Several limitations are present in our systematic review. Most importantly, included individual studies were low to moderate quality, mainly due to risk of selection and confounding bias. Study designs were mostly retrospective, participants were excluded due to missing data, important confounding factors were not taken into account and reporting of data on angular insertion depth and outcome measurement was incomplete. Between study comparison was limited, due to 10 different outcome measurement tests being used, 11 different electrode types investigated, and large variation in number and definition of measured confounding factors.

Investigating influence of angular insertion depth, on speech perception in non-randomized, observational research is difficult because 1) differences in angular insertion depth are mostly due to differences in lengths in millimetres of used electrodes, and not due to surgical variation in insertion depth or anatomical variation in the cochlea of participants, and 2) comparing electrodes of different manufactures is automatically accompanied with other differences between electrodes then angular insertion depth, such as factors mentioned in this systematic review and shown in Table 2. These difficulties stress the need for randomized designs in future studies addressing insertion depth.
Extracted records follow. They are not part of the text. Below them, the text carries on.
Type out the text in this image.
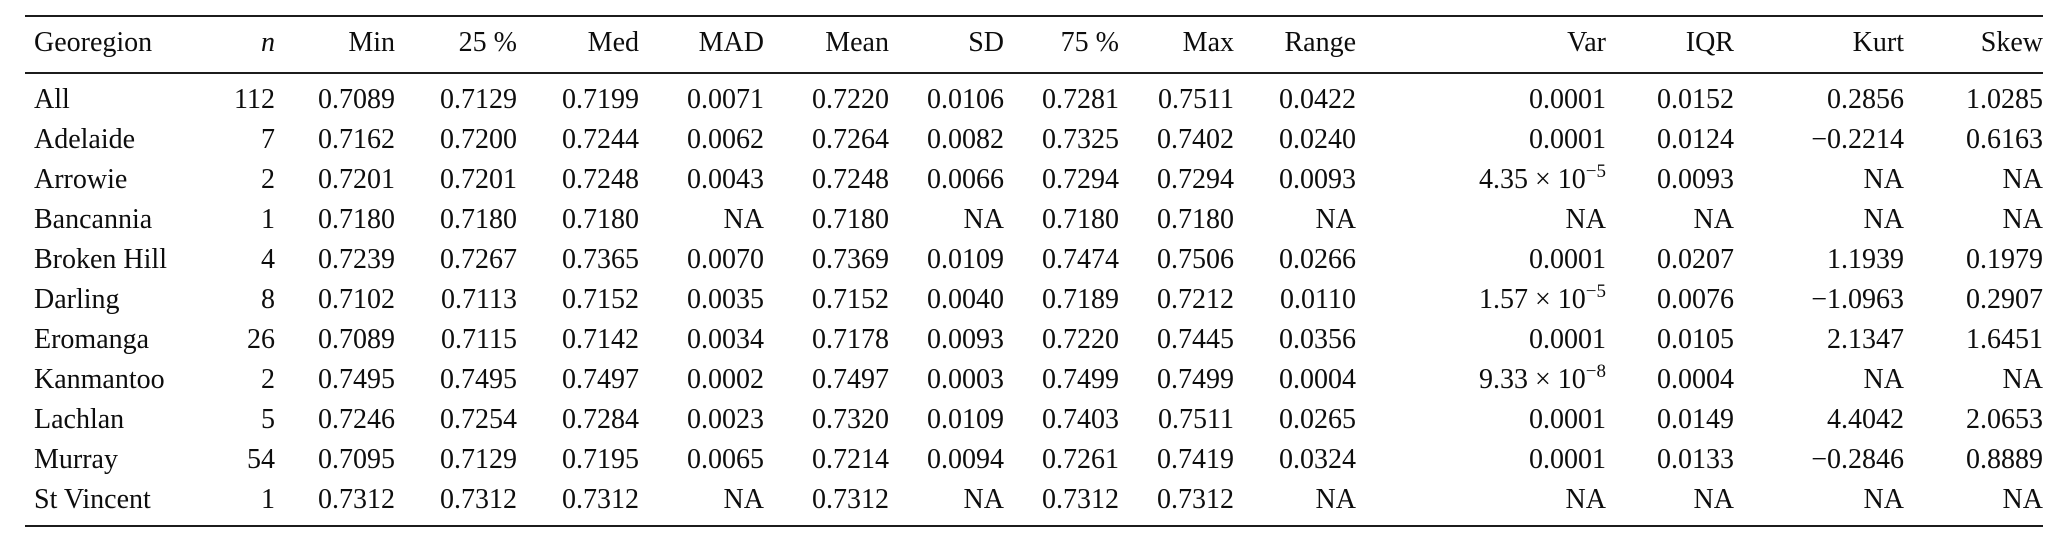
Georegion	n	Min	25 %	Med	MAD	Mean	SD	75 %	Max	Range	Var	IQR	Kurt	Skew
All	112	0.7089	0.7129	0.7199	0.0071	0.7220	0.0106	0.7281	0.7511	0.0422	0.0001	0.0152	0.2856	1.0285
Adelaide	7	0.7162	0.7200	0.7244	0.0062	0.7264	0.0082	0.7325	0.7402	0.0240	0.0001	0.0124	−0.2214	0.6163
Arrowie	2	0.7201	0.7201	0.7248	0.0043	0.7248	0.0066	0.7294	0.7294	0.0093	$4.35 \times 10^{-5}$	0.0093	NA	NA
Bancannia	1	0.7180	0.7180	0.7180	NA	0.7180	NA	0.7180	0.7180	NA	NA	NA	NA	NA
Broken Hill	4	0.7239	0.7267	0.7365	0.0070	0.7369	0.0109	0.7474	0.7506	0.0266	0.0001	0.0207	1.1939	0.1979
Darling	8	0.7102	0.7113	0.7152	0.0035	0.7152	0.0040	0.7189	0.7212	0.0110	$1.57 \times 10^{-5}$	0.0076	−1.0963	0.2907
Eromanga	26	0.7089	0.7115	0.7142	0.0034	0.7178	0.0093	0.7220	0.7445	0.0356	0.0001	0.0105	2.1347	1.6451
Kanmantoo	2	0.7495	0.7495	0.7497	0.0002	0.7497	0.0003	0.7499	0.7499	0.0004	$9.33 \times 10^{-8}$	0.0004	NA	NA
Lachlan	5	0.7246	0.7254	0.7284	0.0023	0.7320	0.0109	0.7403	0.7511	0.0265	0.0001	0.0149	4.4042	2.0653
Murray	54	0.7095	0.7129	0.7195	0.0065	0.7214	0.0094	0.7261	0.7419	0.0324	0.0001	0.0133	−0.2846	0.8889
St Vincent	1	0.7312	0.7312	0.7312	NA	0.7312	NA	0.7312	0.7312	NA	NA	NA	NA	NA
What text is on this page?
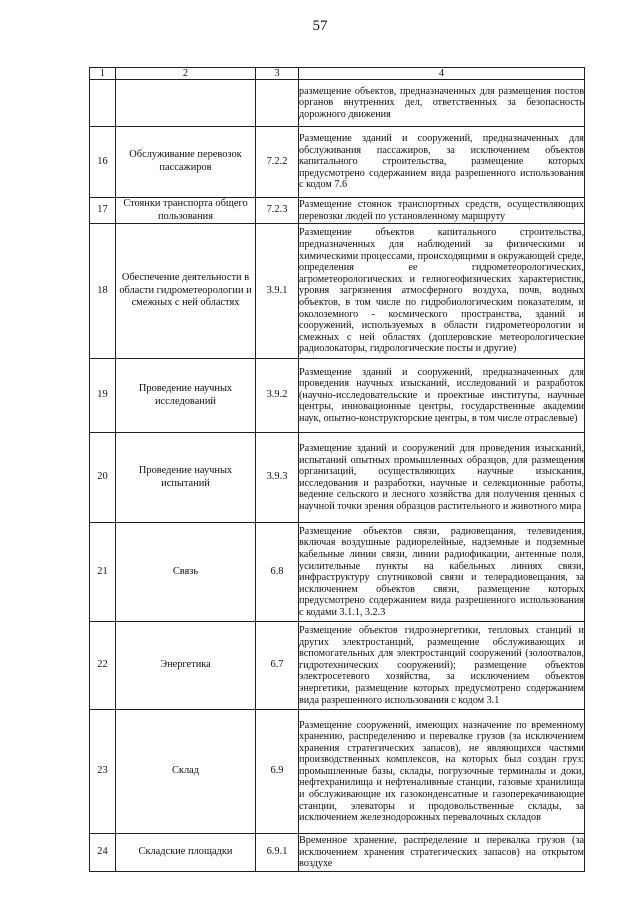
57
1	2	3	4
			размещение объектов, предназначенных для размещения постов органов внутренних дел, ответственных за безопасность дорожного движения
16	Обслуживание перевозок пассажиров	7.2.2	Размещение зданий и сооружений, предназначенных для обслуживания пассажиров, за исключением объектов капитального строительства, размещение которых предусмотрено содержанием вида разрешенного использования с кодом 7.6
17	Стоянки транспорта общего пользования	7.2.3	Размещение стоянок транспортных средств, осуществляющих перевозки людей по установленному маршруту
18	Обеспечение деятельности в области гидрометеорологии и смежных с ней областях	3.9.1	Размещение объектов капитального строительства, предназначенных для наблюдений за физическими и химическими процессами, происходящими в окружающей среде, определения ее гидрометеорологических, агрометеорологических и гелиогеофизических характеристик, уровня загрязнения атмосферного воздуха, почв, водных объектов, в том числе по гидробиологическим показателям, и околоземного - космического пространства, зданий и сооружений, используемых в области гидрометеорологии и смежных с ней областях (доплеровские метеорологические радиолокаторы, гидрологические посты и другие)
19	Проведение научных исследований	3.9.2	Размещение зданий и сооружений, предназначенных для проведения научных изысканий, исследований и разработок (научно-исследовательские и проектные институты, научные центры, инновационные центры, государственные академии наук, опытно-конструкторские центры, в том числе отраслевые)
20	Проведение научных испытаний	3.9.3	Размещение зданий и сооружений для проведения изысканий, испытаний опытных промышленных образцов, для размещения организаций, осуществляющих научные изыскания, исследования и разработки, научные и селекционные работы, ведение сельского и лесного хозяйства для получения ценных с научной точки зрения образцов растительного и животного мира
21	Связь	6.8	Размещение объектов связи, радиовещания, телевидения, включая воздушные радиорелейные, надземные и подземные кабельные линии связи, линии радиофикации, антенные поля, усилительные пункты на кабельных линиях связи, инфраструктуру спутниковой связи и телерадиовещания, за исключением объектов связи, размещение которых предусмотрено содержанием вида разрешенного использования с кодами 3.1.1, 3.2.3
22	Энергетика	6.7	Размещение объектов гидроэнергетики, тепловых станций и других электростанций, размещение обслуживающих и вспомогательных для электростанций сооружений (золоотвалов, гидротехнических сооружений); размещение объектов электросетевого хозяйства, за исключением объектов энергетики, размещение которых предусмотрено содержанием вида разрешенного использования с кодом 3.1
23	Склад	6.9	Размещение сооружений, имеющих назначение по временному хранению, распределению и перевалке грузов (за исключением хранения стратегических запасов), не являющихся частями производственных комплексов, на которых был создан груз: промышленные базы, склады, погрузочные терминалы и доки, нефтехранилища и нефтеналивные станции, газовые хранилища и обслуживающие их газоконденсатные и газоперекачивающие станции, элеваторы и продовольственные склады, за исключением железнодорожных перевалочных складов
24	Складские площадки	6.9.1	Временное хранение, распределение и перевалка грузов (за исключением хранения стратегических запасов) на открытом воздухе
CLINICAL/FUTURE IMPLICATIONS

Identifying factors that may influence variability in CI outcome, which could be influenced by patient, surgeon, or manufactures, could potentially improve future speech discrimination capability after cochlear implantation. However, all studies investigating optimal insertion depth of CI electrode array are characterized by methodological flaws, and evidence-based conclusions regarding influence of angular insertion cannot be drawn to date. To fully assess influence of angular insertion depth on speech perception, a randomized trial with multiple identical electrodes of different lengths is preferred. Learning and developmental effects due to brain plasticity should be taken into account, and therefore it is recommended to measure speech perception outcomes beyond 12 months after implantation. Alternatively, prospective cohort studies addressing this topic should conduct analysis including important confounding audiologic, biographic, and electrode positional factors.

CONCLUSIONS

Although angular insertion depth is a much debated topic over the past decade in cochlear implantation research, the current body of evidence does not support firm conclusions on the effect of insertion depth on speech perception at 1 year or more after CI surgery.

Supplementary Material

Supplemental Digital Content
mao-40-0900-s001.docx (11.1KB, docx)

Footnotes

Sources of support that require acknowledgment: For the preparation of this manuscript no sponsoring was obtained. Our institute; the department of Otorhinolaryngology–Head & Neck Surgery of the Radboudumc in the Netherlands, received an ongoing institutional grand from; Cochlear Ltd. (Sydney, Australia) and Advanced Bionics Corp. (California, United States of America), and an institutional grand in the past from Oticon Corp. (Smørum, Denmark) and Med-el Corp. (Innsbruck, Austria).

None of the authors have a personal conflict of interest to declare.